Серёгин, чувствуя, что разговор мало-помалу налаживается, в тон собеседнику:
Да в центре, Ленина сто сорок, но договорить он не успел, лошадь под натянутыми вожжами встала, телега перестала трястись, скрипеть и, конечно же, тоже остановилась.
Оба мужика повернулись и уставились на него, перестал жужжать даже гнус, повисла такая тишина, что Серёгин слышал биение своего сердца.
Где живёшь? повторил вопрос тот, который хохотал, но сейчас в его голосе не было ни капли веселья.
Серёгин понял что-то пошло не так, что-то он сказал лишнего, и, медленно анализируя слова, проговорил:
В центре живу, у базара.
Мужики развязали, вернее, разрезали постромку между руками и ногами и посадили его на край телеги.
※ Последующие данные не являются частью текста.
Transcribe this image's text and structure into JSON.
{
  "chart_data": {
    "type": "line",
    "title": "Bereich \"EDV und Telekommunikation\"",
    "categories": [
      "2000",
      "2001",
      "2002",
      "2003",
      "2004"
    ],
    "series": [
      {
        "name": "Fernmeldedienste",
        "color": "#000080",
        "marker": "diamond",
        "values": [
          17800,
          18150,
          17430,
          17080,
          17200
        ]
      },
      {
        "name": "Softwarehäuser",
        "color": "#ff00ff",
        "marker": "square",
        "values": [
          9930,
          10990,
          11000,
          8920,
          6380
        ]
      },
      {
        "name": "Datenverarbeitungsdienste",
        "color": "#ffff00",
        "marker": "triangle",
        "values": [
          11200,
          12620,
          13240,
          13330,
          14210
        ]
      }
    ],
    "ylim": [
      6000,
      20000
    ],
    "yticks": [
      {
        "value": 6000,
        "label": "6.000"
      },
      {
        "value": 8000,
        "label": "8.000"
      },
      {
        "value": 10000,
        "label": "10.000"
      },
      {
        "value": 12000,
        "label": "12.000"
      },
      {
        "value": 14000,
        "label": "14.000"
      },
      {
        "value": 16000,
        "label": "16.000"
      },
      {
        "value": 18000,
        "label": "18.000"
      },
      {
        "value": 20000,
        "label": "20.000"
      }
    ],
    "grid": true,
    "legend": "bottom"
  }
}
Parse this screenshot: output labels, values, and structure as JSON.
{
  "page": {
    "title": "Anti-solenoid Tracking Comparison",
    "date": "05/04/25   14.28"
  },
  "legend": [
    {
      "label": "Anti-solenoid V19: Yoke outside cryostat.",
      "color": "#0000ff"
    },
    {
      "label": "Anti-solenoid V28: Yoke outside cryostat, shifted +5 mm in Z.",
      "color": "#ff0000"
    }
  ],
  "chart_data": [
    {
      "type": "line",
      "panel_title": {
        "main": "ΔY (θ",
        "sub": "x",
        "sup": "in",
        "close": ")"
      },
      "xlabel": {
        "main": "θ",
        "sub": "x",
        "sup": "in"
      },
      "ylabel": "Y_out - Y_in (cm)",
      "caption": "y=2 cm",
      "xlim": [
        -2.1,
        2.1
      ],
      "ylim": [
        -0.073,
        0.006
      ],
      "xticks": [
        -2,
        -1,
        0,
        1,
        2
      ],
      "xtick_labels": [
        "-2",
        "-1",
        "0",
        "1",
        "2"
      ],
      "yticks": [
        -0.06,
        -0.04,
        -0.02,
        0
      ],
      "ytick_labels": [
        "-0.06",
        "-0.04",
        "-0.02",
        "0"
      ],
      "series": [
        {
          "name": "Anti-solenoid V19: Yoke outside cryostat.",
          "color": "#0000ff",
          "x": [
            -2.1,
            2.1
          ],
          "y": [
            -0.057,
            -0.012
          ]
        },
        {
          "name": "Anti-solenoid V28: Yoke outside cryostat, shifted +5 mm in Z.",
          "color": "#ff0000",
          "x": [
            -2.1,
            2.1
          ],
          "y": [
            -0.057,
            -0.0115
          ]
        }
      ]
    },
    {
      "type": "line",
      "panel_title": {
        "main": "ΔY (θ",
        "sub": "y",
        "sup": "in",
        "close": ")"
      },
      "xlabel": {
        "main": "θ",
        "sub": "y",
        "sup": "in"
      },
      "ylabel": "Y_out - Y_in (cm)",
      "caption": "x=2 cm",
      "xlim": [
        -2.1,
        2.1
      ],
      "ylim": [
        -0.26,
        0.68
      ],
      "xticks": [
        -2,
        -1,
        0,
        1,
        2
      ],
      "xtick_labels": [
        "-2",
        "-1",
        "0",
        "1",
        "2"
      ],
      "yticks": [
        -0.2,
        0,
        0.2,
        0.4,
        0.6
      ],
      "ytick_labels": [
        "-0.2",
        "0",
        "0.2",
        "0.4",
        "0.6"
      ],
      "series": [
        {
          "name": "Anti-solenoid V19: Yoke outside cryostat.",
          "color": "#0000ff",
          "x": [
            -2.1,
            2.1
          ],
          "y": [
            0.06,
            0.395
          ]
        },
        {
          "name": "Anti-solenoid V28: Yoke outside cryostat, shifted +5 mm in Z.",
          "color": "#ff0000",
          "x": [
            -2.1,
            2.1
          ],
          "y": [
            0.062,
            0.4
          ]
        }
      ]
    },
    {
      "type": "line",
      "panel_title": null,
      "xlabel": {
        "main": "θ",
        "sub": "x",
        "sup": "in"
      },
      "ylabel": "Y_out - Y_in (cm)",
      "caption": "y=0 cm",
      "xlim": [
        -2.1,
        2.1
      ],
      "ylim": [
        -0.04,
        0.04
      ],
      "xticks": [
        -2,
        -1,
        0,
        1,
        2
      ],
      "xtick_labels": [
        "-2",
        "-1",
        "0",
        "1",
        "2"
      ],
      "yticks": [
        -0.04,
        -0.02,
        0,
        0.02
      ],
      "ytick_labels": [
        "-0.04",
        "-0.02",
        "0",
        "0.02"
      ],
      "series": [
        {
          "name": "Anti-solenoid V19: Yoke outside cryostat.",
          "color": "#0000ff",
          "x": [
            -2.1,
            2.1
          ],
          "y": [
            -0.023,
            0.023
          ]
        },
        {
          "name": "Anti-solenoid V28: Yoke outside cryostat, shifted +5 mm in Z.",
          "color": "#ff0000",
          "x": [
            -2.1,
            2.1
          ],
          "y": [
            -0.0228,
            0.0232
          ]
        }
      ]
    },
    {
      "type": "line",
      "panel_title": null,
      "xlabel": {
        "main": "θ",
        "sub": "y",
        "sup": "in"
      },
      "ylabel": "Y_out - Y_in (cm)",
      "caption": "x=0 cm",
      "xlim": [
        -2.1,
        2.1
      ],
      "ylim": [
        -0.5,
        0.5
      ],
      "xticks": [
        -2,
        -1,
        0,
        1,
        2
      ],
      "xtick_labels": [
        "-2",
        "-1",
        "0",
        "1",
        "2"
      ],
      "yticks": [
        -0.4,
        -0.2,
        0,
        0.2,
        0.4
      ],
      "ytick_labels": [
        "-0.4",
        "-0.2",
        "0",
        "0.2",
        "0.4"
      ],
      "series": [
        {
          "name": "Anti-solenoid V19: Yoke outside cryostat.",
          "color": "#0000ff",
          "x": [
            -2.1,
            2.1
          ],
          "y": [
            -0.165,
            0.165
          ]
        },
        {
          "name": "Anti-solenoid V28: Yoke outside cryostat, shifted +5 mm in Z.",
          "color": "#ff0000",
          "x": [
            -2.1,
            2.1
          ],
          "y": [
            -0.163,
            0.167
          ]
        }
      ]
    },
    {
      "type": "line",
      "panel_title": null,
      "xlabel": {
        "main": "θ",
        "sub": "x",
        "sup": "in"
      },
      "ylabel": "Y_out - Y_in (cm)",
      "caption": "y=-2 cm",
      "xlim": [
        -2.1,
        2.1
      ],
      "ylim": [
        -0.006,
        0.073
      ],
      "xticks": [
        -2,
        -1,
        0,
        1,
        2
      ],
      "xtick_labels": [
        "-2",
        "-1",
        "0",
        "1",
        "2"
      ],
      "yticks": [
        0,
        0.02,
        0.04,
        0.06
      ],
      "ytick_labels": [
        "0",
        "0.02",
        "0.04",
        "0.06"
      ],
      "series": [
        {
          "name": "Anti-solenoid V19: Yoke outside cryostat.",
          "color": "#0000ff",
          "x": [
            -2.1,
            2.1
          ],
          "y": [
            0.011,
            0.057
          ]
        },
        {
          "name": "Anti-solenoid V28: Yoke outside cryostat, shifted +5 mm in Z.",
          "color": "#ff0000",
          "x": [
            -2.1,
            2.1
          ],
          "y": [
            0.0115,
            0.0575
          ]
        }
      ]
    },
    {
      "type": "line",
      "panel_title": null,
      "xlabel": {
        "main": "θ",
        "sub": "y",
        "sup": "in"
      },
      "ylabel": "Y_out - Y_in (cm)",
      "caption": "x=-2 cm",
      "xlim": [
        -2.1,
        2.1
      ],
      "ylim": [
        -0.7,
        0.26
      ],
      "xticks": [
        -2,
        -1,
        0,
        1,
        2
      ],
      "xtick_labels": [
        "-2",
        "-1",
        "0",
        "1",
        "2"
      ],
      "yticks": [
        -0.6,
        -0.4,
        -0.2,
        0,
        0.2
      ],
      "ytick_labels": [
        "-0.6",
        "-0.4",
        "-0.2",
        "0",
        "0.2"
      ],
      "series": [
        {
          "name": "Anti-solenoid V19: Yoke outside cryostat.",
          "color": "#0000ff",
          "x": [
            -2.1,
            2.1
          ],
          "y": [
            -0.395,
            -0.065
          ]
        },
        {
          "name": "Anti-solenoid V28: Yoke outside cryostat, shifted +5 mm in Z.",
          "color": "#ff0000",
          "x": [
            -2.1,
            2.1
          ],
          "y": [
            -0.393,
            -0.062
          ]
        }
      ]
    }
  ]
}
Тут Сергей впервые увидел своих пленителей и уставился на них, пораженный колоритным типажом. Коренастые, ростом чуть ниже среднего, но ничуть не сутулые, с длинными граблеподобными ручищами. А мужики уставились на Серёгу, ожидая чего-то.
Дом там двухэтажный, большой такой дом, проговорил он, глядя то на одного, то на другого, ничего ни понимая.
Ну? спросили мужики, ну и причём здесь Владимир Ильич?
Какой Владимир Ильич? чуть было не спросил Серёгин, но вдруг как-то поперхнулся, закашлялся, что давало ему дополнительные секунды для раздумий.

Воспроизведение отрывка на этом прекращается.